A weekly review of banks total ECRs show that they held Rs797 million on November 25, Rs797 million on November 26, Rs797 million on November 27, Rs2.766 billion on November 28, Rs9.063 billion on November 29, Rs13.789 billion on November 30 and Rs13.160 billion on December 1 of the current year. These amounts also include pre-mature encashment that banks reported to the central bank in line with BSD circular No 09 issued by SBP in July 2006.
Alarmed by banks’ increasing ECRs, State Bank reported that banks’ practice to reserve excess liquidity was putting adverse affect on smooth functioning of interest rate corridor, currently standing at 12 per cent. “Excess cash reserve not only adversely impacts smooth functioning of the interest rate corridor,” SBP said. State Bank said additional ECRs had also “implications” for the banks’ own liquidity management. Sensing urgency of the situation, the regulator has decided to make public on weekly basis the banks’ possession of liquidity that is in excess of CRR.

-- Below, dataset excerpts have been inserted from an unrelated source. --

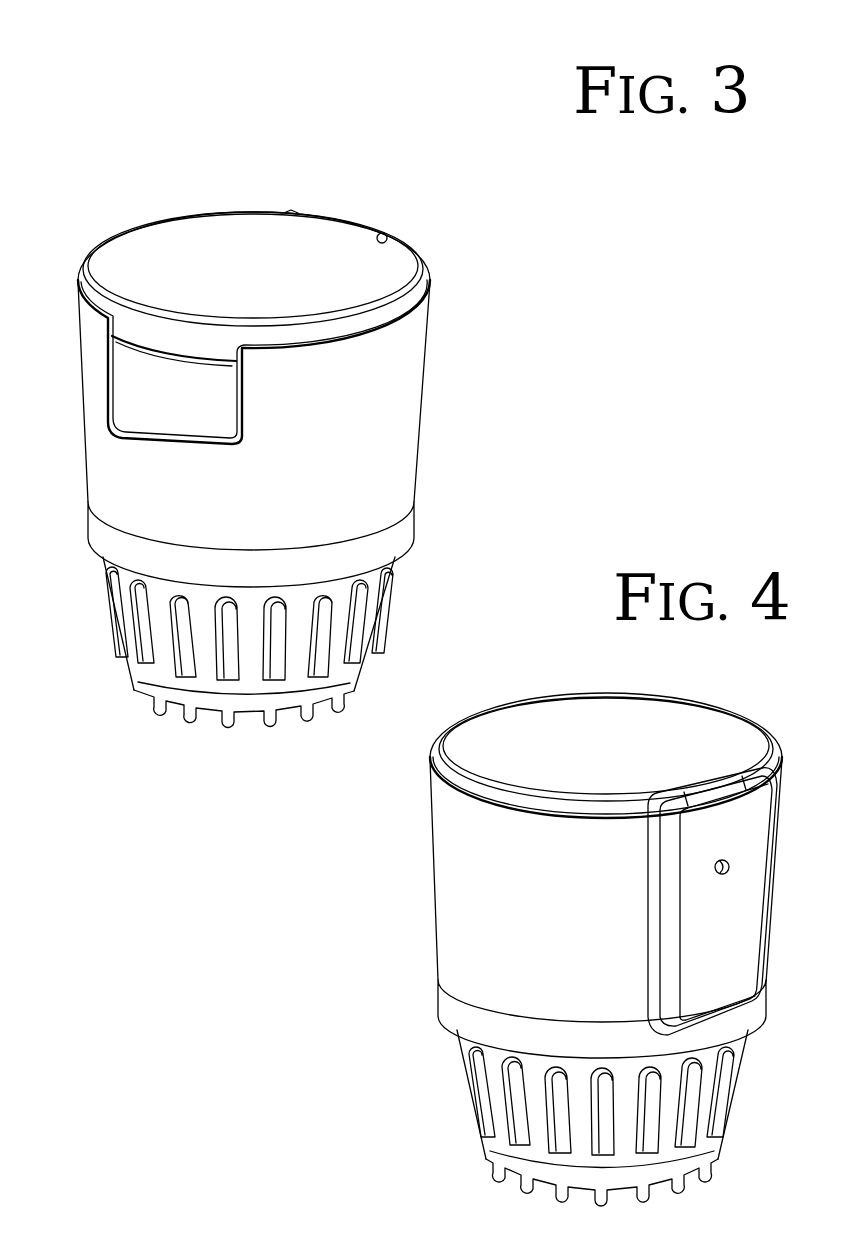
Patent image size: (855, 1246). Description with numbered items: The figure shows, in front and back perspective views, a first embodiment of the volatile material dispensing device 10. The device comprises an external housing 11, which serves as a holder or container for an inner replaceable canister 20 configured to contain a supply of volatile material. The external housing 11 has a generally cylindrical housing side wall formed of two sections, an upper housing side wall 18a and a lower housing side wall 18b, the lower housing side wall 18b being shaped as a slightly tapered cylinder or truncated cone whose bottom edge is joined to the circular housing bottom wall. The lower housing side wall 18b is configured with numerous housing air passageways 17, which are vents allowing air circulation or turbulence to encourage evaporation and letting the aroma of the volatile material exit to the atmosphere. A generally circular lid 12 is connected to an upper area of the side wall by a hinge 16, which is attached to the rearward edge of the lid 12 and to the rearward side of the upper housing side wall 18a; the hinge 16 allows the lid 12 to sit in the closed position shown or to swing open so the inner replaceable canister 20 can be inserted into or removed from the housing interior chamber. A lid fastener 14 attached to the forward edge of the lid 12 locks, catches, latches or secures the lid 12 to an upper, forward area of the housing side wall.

In FIG. 3, the volatile material dispensing device 10 is at (332, 165).
In FIG. 3, the external housing 11 is at (325, 477).
In FIG. 3, the lid 12 is at (440, 242).
In FIG. 3, the lid fastener 14 is at (172, 385).
In FIG. 4, the hinge 16 is at (715, 793).
In FIG. 3, the housing air passageways 17 is at (313, 663).
In FIG. 3, the upper housing side wall 18a is at (328, 488).
In FIG. 3, the lower housing side wall 18b is at (337, 673).
In FIG. 3, the inner replaceable canister 20 is at (293, 686).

“In order to bring more efficiency in the money market operations of banks, State Bank of Pakistan has decided to publish weekly data of Excess Cash Reserves maintained by commercial banks over and above the minimum required Cash Reserve Requirement,” State Bank said in a press communiqué issued on Friday. State bank is concerned over the country’s growth prospects as the risk-averse banks are extending extensive loans to the funds-starved central and provincial governments instead of lending to the growth-oriented private sector.
Government’s excessive budgetary borrowing from banks, which stood above Rs700 billion during July-Oct FY12, have increased assets of the latter to Rs7.7 trillion during Jan-June 2011. On the other hand, banks’ advances to the private sector, considered worldwide as the engine of growth, are negligible and according to central bank are “muted” so far.